The pathophysiology of LV is not well understood, but the condition may be categorized as either primary or secondary. The primary form does not appear to have any associations with other diseases. However, the secondary form of LV is associated with diseases that are characterized by hypercoagulability (i.e. thrombophilia). These diseases may arise due to a fibrinolytic disorder like protein C deficiency, hyperhomocysteinemia and prothrombin gene mutations. In other cases, LV appears to be associated with disorders affecting the connective tissue. These include, but are not limited to antiphophospholipid syndrome (APS), systemic lupus erythematosus and cryoglobulinemia.
The disturbed microcirculation seen in LV seems to be due to the deposition of fibrinoid material (clots) both within the walls and lumina of the upper and mid-dermal vessels. This causes a marbled discoloration of the skin which appears lacy – this is associated with livedo racemosa.
Following clot formation, there is poor perfusion of blood within areas served by the affected blood vessels. Thus, these areas become ischemic and acute ischemic pain (angina cutis) eventually results. The area of the affected skin may undergo necrosis and ulceration in cases where there is persistence of the developed ischemic state. This is often the stage at which patients consult a doctor, because the painful ulcerations of the feet, ankles, and legs begin to negatively impact their quality of life.
The ulcerations do not begin as particularly deep; however, as they heal, they undergo a form of remodeling and the skin is left with significant deep atrophic scars known as atrophie blanche. These porcelain-white and stellar scars are irreversible and often surrounded by punctate telangiectasia and hyperpigmentation, of which the latter can in time become partially resorbed.
The appropriate diagnosis of LV requires a specific skin biopsy at a site where the healthy skin transitions into the affected. LV is purely a cutaneous form of ischemia, therefore, no systemic involvement is expected and thus no damage to any other organ and no other diagnostics required.
Histologic identification might allow for the detection of pro-thrombotic markers in the blood if LV is due to upregulated coagulation. However, even if these markers are present, they cannot definitely be considered as the cause of LV. In fact, one example is lipoprotein (a) which can be altered by dietary or medicinal means.

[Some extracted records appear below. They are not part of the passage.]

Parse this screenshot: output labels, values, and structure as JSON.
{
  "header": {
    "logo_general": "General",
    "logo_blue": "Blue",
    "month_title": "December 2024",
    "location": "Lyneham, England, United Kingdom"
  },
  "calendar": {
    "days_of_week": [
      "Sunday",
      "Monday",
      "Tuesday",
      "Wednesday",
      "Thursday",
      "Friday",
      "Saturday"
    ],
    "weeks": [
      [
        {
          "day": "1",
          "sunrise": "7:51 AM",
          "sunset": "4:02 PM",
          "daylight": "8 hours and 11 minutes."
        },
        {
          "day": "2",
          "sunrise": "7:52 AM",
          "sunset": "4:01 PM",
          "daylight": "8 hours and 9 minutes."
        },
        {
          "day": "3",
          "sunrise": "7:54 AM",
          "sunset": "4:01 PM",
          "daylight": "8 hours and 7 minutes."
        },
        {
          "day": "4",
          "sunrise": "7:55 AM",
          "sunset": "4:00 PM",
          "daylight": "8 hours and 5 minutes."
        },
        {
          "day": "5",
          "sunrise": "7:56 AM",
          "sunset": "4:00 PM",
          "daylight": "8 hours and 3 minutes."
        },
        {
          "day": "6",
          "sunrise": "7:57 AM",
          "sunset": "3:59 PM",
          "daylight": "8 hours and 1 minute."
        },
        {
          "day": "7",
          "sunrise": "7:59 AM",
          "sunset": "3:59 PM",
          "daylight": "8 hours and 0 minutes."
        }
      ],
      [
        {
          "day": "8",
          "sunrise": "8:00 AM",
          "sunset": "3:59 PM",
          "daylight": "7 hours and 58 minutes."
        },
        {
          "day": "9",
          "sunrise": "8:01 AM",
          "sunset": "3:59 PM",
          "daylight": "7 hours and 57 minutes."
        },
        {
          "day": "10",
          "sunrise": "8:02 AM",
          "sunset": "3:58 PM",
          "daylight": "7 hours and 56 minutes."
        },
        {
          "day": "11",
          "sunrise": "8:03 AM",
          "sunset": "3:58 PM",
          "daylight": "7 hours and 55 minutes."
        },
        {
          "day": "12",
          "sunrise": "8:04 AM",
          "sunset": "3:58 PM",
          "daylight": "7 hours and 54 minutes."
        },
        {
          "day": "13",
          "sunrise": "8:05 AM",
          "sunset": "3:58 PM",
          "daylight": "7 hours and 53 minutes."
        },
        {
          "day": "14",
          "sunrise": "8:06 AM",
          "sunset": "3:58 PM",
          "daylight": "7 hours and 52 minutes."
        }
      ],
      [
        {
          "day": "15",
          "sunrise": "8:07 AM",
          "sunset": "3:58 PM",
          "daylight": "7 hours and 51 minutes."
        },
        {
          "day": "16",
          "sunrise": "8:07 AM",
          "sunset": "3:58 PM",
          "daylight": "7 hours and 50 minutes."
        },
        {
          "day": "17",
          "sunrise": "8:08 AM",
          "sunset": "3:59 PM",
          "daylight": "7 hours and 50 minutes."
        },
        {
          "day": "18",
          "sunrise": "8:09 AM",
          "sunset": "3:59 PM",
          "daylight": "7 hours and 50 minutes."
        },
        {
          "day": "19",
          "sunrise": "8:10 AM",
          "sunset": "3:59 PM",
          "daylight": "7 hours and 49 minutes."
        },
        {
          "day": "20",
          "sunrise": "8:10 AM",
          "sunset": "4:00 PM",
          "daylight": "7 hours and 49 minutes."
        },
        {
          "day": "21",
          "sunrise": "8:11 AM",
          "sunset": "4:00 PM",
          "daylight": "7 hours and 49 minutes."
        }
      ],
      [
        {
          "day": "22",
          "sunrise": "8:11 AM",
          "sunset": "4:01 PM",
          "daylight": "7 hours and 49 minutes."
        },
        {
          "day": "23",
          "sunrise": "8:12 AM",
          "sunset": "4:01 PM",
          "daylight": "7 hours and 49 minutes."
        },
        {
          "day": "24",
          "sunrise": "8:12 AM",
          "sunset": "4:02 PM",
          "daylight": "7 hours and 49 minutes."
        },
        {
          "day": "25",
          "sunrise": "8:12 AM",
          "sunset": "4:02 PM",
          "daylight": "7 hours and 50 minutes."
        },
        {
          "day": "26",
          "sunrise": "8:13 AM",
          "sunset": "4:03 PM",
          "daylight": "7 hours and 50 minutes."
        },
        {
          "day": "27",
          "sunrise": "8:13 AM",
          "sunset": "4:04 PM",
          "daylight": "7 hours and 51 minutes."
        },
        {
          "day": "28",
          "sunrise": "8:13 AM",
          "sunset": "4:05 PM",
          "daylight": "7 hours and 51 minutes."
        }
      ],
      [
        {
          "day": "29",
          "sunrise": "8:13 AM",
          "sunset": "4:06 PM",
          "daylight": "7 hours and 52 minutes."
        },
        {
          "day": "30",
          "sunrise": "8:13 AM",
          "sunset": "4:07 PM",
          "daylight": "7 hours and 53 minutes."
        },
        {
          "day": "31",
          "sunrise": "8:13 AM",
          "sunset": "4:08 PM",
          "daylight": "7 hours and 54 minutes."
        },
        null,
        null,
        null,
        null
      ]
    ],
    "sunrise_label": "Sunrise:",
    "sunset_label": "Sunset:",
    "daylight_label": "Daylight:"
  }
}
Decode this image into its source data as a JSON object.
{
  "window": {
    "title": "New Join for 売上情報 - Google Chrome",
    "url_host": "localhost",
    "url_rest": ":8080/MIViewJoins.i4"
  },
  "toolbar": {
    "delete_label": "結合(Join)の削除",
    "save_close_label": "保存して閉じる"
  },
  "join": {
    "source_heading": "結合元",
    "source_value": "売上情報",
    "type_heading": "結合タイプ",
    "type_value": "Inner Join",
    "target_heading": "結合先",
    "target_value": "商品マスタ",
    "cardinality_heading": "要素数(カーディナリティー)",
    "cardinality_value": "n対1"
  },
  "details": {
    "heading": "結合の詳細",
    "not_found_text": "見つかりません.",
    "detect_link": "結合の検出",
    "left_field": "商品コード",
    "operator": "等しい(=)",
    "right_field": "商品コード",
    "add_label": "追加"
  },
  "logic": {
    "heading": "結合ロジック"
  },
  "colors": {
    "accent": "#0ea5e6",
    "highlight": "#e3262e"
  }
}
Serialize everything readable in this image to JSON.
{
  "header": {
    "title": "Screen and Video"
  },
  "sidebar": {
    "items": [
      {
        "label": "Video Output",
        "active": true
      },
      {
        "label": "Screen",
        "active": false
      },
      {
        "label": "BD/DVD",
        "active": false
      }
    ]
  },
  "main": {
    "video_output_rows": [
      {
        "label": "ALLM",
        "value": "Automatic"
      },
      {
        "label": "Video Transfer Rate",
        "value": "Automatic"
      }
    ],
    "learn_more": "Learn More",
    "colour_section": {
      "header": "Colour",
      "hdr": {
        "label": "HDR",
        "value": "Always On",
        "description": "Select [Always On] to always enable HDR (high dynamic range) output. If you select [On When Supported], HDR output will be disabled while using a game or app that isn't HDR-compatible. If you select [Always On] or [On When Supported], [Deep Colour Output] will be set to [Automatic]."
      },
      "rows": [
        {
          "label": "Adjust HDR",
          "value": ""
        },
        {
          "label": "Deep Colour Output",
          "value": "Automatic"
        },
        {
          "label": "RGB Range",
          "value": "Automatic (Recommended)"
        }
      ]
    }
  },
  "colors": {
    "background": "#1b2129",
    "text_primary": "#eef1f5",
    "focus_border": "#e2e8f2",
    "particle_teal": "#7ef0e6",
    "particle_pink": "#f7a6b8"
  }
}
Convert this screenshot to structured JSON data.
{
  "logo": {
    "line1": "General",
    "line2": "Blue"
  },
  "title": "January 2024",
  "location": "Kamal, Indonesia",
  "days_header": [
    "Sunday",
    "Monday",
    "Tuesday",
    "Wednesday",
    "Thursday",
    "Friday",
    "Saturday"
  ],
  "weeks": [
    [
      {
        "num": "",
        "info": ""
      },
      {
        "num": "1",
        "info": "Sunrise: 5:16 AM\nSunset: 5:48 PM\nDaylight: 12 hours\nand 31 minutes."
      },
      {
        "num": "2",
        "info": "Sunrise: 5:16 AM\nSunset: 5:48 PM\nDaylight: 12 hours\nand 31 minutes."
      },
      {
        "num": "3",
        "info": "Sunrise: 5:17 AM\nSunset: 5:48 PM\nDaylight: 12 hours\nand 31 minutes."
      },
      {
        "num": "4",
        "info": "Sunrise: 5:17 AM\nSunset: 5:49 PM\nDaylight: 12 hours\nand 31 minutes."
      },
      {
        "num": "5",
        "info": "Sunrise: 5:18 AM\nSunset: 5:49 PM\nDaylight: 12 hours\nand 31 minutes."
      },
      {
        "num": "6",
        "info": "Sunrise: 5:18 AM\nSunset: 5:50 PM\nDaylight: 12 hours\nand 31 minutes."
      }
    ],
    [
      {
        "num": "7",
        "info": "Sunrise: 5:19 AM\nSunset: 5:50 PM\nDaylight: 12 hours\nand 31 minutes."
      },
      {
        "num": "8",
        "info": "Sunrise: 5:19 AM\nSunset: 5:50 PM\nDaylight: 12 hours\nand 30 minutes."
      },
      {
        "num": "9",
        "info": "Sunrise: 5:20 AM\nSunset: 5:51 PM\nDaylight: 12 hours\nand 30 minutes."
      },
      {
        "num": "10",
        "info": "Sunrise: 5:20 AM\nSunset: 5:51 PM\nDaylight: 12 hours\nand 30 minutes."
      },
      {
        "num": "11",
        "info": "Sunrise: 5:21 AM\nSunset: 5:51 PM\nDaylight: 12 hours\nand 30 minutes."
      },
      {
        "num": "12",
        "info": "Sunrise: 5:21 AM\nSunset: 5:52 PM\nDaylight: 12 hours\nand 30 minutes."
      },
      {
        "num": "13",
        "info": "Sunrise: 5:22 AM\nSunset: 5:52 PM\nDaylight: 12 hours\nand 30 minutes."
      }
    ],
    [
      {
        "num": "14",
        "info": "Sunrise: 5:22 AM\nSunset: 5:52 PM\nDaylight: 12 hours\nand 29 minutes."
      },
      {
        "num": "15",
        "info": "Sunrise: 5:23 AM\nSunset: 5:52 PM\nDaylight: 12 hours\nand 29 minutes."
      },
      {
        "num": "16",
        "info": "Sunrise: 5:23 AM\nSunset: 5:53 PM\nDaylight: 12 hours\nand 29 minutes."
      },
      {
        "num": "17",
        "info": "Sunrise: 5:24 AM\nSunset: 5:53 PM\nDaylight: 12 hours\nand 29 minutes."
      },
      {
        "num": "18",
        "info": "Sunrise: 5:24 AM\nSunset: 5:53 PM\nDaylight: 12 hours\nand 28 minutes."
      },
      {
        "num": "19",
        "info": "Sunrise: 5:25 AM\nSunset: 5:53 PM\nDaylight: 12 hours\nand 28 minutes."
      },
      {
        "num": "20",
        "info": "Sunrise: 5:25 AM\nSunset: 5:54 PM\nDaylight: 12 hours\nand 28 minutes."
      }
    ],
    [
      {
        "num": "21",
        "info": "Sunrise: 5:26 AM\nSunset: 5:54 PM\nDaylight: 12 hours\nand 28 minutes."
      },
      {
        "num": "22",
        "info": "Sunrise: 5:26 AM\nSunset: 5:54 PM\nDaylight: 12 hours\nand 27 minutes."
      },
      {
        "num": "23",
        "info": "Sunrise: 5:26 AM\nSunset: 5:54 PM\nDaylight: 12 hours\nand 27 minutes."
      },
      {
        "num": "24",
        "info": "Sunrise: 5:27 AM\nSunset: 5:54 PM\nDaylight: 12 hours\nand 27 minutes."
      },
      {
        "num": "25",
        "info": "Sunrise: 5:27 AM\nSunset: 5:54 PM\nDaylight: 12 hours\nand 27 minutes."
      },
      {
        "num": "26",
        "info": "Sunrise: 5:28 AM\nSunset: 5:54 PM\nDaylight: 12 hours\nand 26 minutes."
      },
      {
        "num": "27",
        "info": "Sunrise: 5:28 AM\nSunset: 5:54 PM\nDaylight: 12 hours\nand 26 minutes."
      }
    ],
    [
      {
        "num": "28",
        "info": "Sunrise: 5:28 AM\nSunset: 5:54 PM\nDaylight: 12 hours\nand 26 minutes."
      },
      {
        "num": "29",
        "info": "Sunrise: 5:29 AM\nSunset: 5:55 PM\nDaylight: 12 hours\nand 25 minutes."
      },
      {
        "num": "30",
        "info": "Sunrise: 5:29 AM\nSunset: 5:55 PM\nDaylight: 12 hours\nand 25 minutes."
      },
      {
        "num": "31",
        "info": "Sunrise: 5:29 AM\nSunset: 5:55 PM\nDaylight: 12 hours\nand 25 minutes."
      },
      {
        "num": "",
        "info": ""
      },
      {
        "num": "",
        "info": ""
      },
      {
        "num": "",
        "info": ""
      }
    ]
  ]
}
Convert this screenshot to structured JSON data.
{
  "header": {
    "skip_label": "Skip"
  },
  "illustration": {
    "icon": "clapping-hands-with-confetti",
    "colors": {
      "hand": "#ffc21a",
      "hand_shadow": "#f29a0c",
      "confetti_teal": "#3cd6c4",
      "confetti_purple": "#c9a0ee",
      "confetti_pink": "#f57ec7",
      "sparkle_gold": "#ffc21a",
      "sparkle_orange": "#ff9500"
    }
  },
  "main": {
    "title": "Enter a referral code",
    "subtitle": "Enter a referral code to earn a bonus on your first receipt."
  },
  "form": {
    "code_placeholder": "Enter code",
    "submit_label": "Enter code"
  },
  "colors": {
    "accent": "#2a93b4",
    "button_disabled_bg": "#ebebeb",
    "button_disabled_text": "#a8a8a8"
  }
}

Part of the reason that there is no prominent and effective treatment for LV is the uncertain nature of its pathogenesis. Due to this, current treatment options might rely on data acquired solely from reports of single cases or a series of them. Many treatments exist to improve the physical manifestations (ulcerations) and reduce the pain. Alternatively, some treatments aim to control the disease process. However, cases can prove difficult to treat and the devised treatments may even lead to side effects that hamper enthusiasm for their use.